Since its invention in the 1980s, the STM has enabled major discoveries in fields from semiconductor technology to nano-electronics.
But while current can change in a nanosecond, measurements with the STM are painfully slow. And the limiting factor is not in the signal itself: It's in the basic electronics involved in analyzing it. A theoretical STM could collect data as fast as electrons can tunnel -- at a rate of one gigahertz, or 1 billion cycles per second of bandwidth. But a typical STM is slowed down by the capacitance, or energy storage, in the cables that make up its readout circuitry -- to about one kilohertz (1,000 cycles per second) or less.
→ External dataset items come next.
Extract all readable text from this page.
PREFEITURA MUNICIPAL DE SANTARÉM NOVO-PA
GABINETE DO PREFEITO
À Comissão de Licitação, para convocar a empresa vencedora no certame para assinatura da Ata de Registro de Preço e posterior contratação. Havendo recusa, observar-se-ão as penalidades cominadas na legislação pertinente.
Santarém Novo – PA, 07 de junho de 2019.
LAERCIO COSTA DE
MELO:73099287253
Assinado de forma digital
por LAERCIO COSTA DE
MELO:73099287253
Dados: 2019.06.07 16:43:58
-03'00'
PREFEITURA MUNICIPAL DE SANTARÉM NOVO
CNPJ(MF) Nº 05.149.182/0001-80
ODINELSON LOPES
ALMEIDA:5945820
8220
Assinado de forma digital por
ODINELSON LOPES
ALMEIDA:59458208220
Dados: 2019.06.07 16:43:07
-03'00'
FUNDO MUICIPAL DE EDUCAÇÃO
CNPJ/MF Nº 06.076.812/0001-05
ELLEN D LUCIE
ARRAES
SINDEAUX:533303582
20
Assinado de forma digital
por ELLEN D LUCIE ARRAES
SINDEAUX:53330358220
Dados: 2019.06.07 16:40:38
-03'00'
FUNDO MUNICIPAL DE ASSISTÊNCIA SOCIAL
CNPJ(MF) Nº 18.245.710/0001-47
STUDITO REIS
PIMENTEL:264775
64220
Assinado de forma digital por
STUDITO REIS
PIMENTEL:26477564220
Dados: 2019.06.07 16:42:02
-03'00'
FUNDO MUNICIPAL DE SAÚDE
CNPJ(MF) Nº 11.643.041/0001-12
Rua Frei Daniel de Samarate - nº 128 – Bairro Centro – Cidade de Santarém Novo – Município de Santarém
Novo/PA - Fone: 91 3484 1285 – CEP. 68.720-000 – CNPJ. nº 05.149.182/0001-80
Researchers have tried a variety of complex remedies. But in the end, said Schwab, an associate professor of physics at Cornell, the solution was surprisingly simple. By adding an external source of radio frequency (RF) waves and sending a wave into the STM through a simple network, the researchers showed that it's possible to detect the resistance at the tunneling junction -- and hence the distance between the probe and sample surface -- based on the characteristics of the wave that reflects back to the source.
The technique, called reflectometry, uses the standard cables as paths for high-frequency waves, which aren't slowed down by the cables' capacitance.
"There are six orders of magnitude between the fundamental limit in frequency and where people are operating," said Schwab. With the RF adaptation, speeds increase by a factor of between 100 and 1,000. "Our hope is that we can produce more or less video images, as opposed to a scan that takes forever."
The setup also offers potential for atomic resolution thermometry -- precise measurements of temperature at any particular atom on a surface -- and for motion detection so sensitive it could measure movement of a distance 30,000 times smaller than the size of an atom.
"This STM will be used for a lot of good physics experiments," said Schwab. "Once you open up this new parameter, all this bandwidth, people will figure out ways to use it. I firmly believe 10 years from now there will be a lot of RF-STMs around, and people will do all kinds of great experiments with them."
The finding is described in the Nov. 1 issue of the journal Nature. The research was supported by the National Science Foundation.